Mayor Tony Yarber presented the second draft of his budget this week. Meanwhile, abandoned properties are going on the block, some JSU students finally have a place to sleep, and the City says it’s getting serious about open data.
Photo by Imani Khayyam.
Mayor Tony Yarber is opening up. Specifically, his administration is developing an open-data policy for the City of Jackson.
This week, he signed an executive order to "codify and standardize open-data processes and policies to share data openly with residents, as well as internally." In laymen's terms, the City will create a portal within its existing website to make public information more readily available.
Yarber stressed that the new system would not replace the open-records process, but make it easier for citizens to retrieve some documents without filing requests.
"If there's anything to show that we're serious, it's giving you a portal that's clean of red tape, and (citizens) not having to go through the process of open-records requests as often as you would normally have to ... for information that should be readily available," he said.

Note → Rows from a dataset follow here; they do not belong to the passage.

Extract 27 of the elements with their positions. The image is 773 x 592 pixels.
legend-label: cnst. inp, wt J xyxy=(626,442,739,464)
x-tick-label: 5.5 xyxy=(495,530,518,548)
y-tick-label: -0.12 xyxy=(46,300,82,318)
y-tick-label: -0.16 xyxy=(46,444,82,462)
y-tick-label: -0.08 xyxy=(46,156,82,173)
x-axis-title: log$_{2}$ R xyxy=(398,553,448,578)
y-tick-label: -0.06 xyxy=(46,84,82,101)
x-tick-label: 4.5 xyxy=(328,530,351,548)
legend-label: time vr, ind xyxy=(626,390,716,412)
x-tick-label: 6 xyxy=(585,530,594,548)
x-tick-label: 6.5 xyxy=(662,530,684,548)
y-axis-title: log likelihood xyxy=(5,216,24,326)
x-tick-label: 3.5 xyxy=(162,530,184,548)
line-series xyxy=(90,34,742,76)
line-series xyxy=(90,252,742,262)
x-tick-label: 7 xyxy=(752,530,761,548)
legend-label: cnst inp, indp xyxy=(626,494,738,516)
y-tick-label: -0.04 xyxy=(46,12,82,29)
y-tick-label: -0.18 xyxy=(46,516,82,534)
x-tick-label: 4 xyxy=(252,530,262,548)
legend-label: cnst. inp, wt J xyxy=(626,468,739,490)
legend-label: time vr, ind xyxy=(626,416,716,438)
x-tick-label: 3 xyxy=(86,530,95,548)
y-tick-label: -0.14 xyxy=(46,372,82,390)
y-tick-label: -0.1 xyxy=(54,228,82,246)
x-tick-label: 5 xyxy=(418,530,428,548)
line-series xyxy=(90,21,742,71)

Yarber added that the policy will "ensure staff across city departments understand the purpose of data collection, regularly collect and publish data, and make decisions based on such data." The mayor added that the system would complement an open-government database system that the city council approved and is developing.
In August, the City announced that it would participate in What Works Cities, a $42-million Bloomberg Philanthropies-funded national initiative. The Washington, D.C.-based Sunlight Foundation and the Center for Government Excellence at Johns Hopkins University will consult with Jackson on its system. Within 30 days, Yarber expects to form a governance committee to coordinate the project with a final plan developed with in two months.